Later I end up at the very front edge of the stage, across from the Sony-wielding cowgirl. There's a break in the show and I take some pictures of her. She may have done the same, but I can't say for certain. I do recall I saw her smile, once. I'm uncertain as to the content of this exchange. I still am, I think. It felt exciting at the time, and while I can hear the chorus of voices telling me that it's no more than the shutterbug equivalent of batting eyelashes, it feels like a big step in the right direction. It feels like a step that I'm making with confidence. Tonight, I'm not the art-school dropout slowly wasting away in technical college; I'm Loud the photographer, Loud the artist, Loud the maybe-handsome-enough-to-warrant-a-second-glance? It's a feeling I haven't felt for a long time before, and won't feel for some while hence.
Some crucial shots (most notably those of the friend whom we were attending the whole event for) don't turn out right because I'm not fast enough with the dials or the button. There are certainly enough that I'm happy with, though, and I figure that anything I didn't get *someone* else must have! I'm one of the last of our party to leave: the rest have work or have to be up the next day and have been trickling out accordingly. As I leave, I scan the crowd for the cowgirl in pink, but to no avail. I have pictures, but she is one of very few individuals not tagged on facebook when I upload them.
On the walk home, I consider burlesque art: I have seen people that I actually know in intentionally, publicly sexy displays.

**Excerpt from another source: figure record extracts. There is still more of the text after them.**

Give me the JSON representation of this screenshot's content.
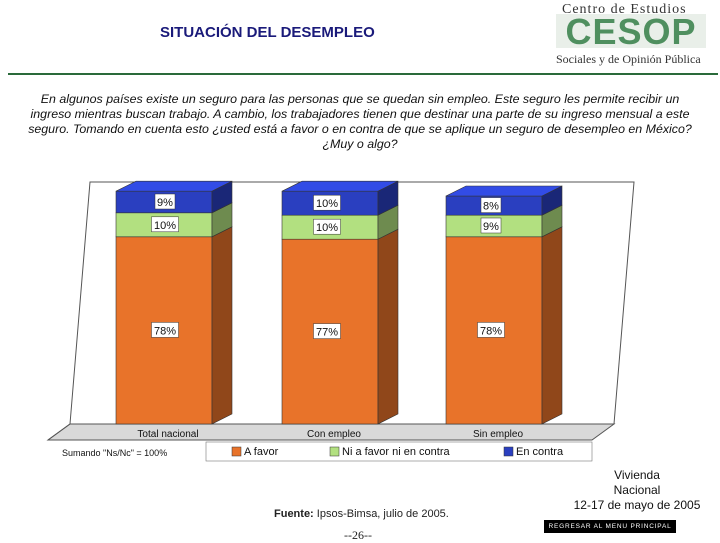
{
  "header": {
    "title": "SITUACIÓN DEL DESEMPLEO",
    "logo_top": "Centro de Estudios",
    "logo_word": "CESOP",
    "logo_bottom": "Sociales y de Opinión Pública"
  },
  "question": "En algunos países existe un seguro para las personas que se quedan sin empleo. Este seguro les permite recibir un ingreso mientras buscan trabajo. A cambio, los trabajadores tienen que destinar una parte de su ingreso mensual a este seguro. Tomando en cuenta esto ¿usted está a favor o en contra de que se aplique un seguro de desempleo en México? ¿Muy o algo?",
  "chart_data": {
    "type": "bar",
    "stacked": true,
    "categories": [
      "Total nacional",
      "Con empleo",
      "Sin empleo"
    ],
    "series": [
      {
        "name": "A favor",
        "values": [
          78,
          77,
          78
        ],
        "labels": [
          "78%",
          "77%",
          "78%"
        ],
        "color": "#e8732a"
      },
      {
        "name": "Ni a favor ni en contra",
        "values": [
          10,
          10,
          9
        ],
        "labels": [
          "10%",
          "10%",
          "9%"
        ],
        "color": "#b2e080"
      },
      {
        "name": "En contra",
        "values": [
          9,
          10,
          8
        ],
        "labels": [
          "9%",
          "10%",
          "8%"
        ],
        "color": "#2a3fc0"
      }
    ],
    "ylim": [
      0,
      100
    ],
    "title": "",
    "xlabel": "",
    "ylabel": "",
    "legend_position": "bottom"
  },
  "footer": {
    "note": "Sumando \"Ns/Nc\" = 100%",
    "source_label": "Fuente:",
    "source_text": " Ipsos-Bimsa, julio de 2005.",
    "page": "--26--",
    "survey_line1": "Vivienda",
    "survey_line2": "Nacional",
    "survey_line3": "12-17 de mayo de 2005",
    "menu_button": "REGRESAR AL MENU PRINCIPAL"
  },
  "colors": {
    "a_favor": "#e8732a",
    "ni_favor": "#b2e080",
    "en_contra": "#2a3fc0",
    "title": "#1a1a7a",
    "logo_green": "#4f8f5f"
  }
}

Do I feel different because I know them? There's no hypocritical sense of revulsion (thank goodness).
The day after I post the (good) pictures on facebook I get a message from the woman in the couple whose picture I told you about four paragraphs ago. I hadn't honestly imagined that she would see it, so I can't shut up about how awesome the world can be for the next couple of days. People get tired of hearing about it. Five or six of the pictures I took are used as profile pictures on facebook. My ego swells a little, but inevitably most of them are supplanted by others. So it goes.
This was unquestionably the best night out of 2009 for me, and though one might imagine that's because I don't go out often or at all, I think that if I try to imagine the ideal night out, it looks very similar.